The Motley Fool Discussion Boards
Investment Analysis Clubs / Macro Economic Trends and Risks
|Subject: Re: Municipal bonds: A train wreck waiting to ha||Date: 12/6/2012 4:22 PM|
|Author: ptheland||Number: 410678 of 510637|
anyone with a bond calculator and a knowledge of financial history knows that investment-grade munis like mine are priced at bubble levels.
There is a new pressure on the demand side of that market which will tend to keep inflating that bubble.
Some here are likely aware that beginning in 2013 there is an additional tax of 3.9% on the investment income of certain higher income individuals. This is not a fiscal cliff issue - it was agreed to as part of the way to pay for the Affordable Care Act.
The IRS recently issued some proposed regulations regarding the operation of this tax. One item is particularly interesting:
Municipal bond interest will not be subject to this tax.

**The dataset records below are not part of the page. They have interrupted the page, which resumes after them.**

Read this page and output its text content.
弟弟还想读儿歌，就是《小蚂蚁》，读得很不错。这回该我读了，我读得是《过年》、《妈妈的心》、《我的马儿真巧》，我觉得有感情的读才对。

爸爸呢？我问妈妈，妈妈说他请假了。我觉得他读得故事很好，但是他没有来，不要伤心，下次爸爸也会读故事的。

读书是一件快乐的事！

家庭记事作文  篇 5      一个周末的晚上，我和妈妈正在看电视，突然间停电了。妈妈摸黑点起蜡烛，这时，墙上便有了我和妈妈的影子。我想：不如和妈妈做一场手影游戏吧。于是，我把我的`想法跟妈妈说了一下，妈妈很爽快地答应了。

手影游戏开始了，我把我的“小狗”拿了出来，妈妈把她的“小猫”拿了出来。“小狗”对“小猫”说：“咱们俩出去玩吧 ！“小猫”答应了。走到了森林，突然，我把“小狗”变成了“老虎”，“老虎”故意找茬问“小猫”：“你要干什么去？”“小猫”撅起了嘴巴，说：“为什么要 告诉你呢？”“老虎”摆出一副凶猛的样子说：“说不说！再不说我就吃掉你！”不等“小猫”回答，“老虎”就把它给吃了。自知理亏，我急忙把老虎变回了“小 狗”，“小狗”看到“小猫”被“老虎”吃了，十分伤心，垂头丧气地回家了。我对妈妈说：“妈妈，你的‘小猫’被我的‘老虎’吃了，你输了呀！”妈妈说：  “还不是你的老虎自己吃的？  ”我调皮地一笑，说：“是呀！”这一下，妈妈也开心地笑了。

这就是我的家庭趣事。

Combine this new tax with the possibility of increased taxes on dividends next year, and there should be a noticeable increase in demand for municipal bonds. That would serve to keep the bubble in municipal bonds inflated for a while longer.
As an anecdote, I just did some analysis for a tax client regarding this issue. I am projecting the tax rate on his dividends will increase from 15% this year (2012) to 32% next year (2013). That's more than double - and he has significant dividend income. I suggested he re-visit his analysis of muni bonds again, as the after-tax picture is changing significantly.